CREATING Your High-Impact Digital Footprint

Social media is a great place to learn about and create a digital conversation with your market. Potential employers do not want to be talked-to, or worse yet sold-to on these platforms. Your “followers” want to know they have a place to come learn, to ask questions about things THEY care about, and to know they are being heard.

Here are some things I’ve learned from listening to those I’ve served since the advent of LinkedIn, the preferred place for professional level job seekers to leave their “digital footprint.”

Listen MORE than you TALK

In the Groups that you choose to join and participate in, start with treating them as a place to listen.  Getting followers to your Profile and white papers is the start – not the end. You can learn so much more about your market if you are careful to read what Group participants are posting and commenting on. See what things they “like” and look for trends that can direct your future efforts. This is also a great place for ideas you can use to refine your positioning and targeting approaches in other personal marketing formats like your resume, value proposition, and various verbal pitches.

Engage your colleagues in digital conversation

The goal is to get other professionals with similar interests to engage in the conversation by posting intriguing content that connects to your audience and engages them to “talk.” Once you get people talking with you, you can learn about what matters to them, and then provide more of this type of content to build into your “story.”  This inter-action is the front end of high-quality relationship building… pathways to your next work.

Know your Market

You should know your market BEFORE you start applying for jobs and posting things in Social Media of any kind…and listening first to your market will accomplish this.

Once you DO post something, look to see how it’s received and use this to direct future personal marketing efforts.  The response you get from people in your various Groups of choice can tell you things about your potential employers that you can use to direct your future communication efforts.

“PUSH” without being Pushy

In “PUSH Marketing,” you need to take a low-key approach and offer 90% of insights and education to your market, with only 10% of things that would be seen as a sales pitch.
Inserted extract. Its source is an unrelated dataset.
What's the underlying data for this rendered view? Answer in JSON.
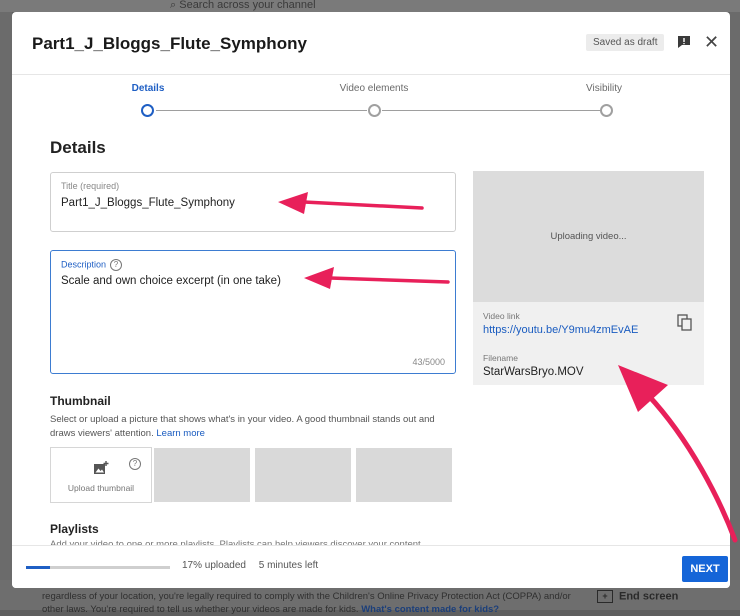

Of course, ALL your social media content is “selling” in one way or another, but your market will be turned off if it comes across as a hard sell.

On the other side, don’t just post silly photos or motivation quotes. Position yourself as a subject matter expert and a source of real help to your followers, by sharing valuable information your market cares about (using UPDATES to post white papers).

Listen to what your colleagues and potential employers are talking about and then provide information, links, stories, and examples that connect them to what they care about. This makes you a trusted advocate and when you DO begin to request info and referral activity, they will be more willing to accept it because they like and trust you.

Move Toward the Next Step

Make sure to ask questions or lead them to further activity with your postings.  Direct people on opportunities to engage with you… your call to action.   Recall WAYPOINT #2: Always communicate yourself in a positive, future oriented manner!

Answer EVERYTHING

You need to monitor your presence on all your social media sites, and, during active job search, specifically LinkedIn.  Potential new contacts, potential employers, and others may be evaluating you based on how responsive you are to comments, so you need a plan to find and respond to these postings in a timely and professional manner.

Often recruitment and selection decisions are influenced by what others have said about you, so you need to work hard to direct the conversation, or the market will.

Your digital footprints are all over LinkedIn and other social media platforms, whether you put them there or not, and you need to commit to keeping up with them or suffer the consequences in the court of customer opinions.  LinkedIn is a powerful tool to assit you in both PUSH and PULL Marketing of your branded “value proposition… YOUR Digital Footprint.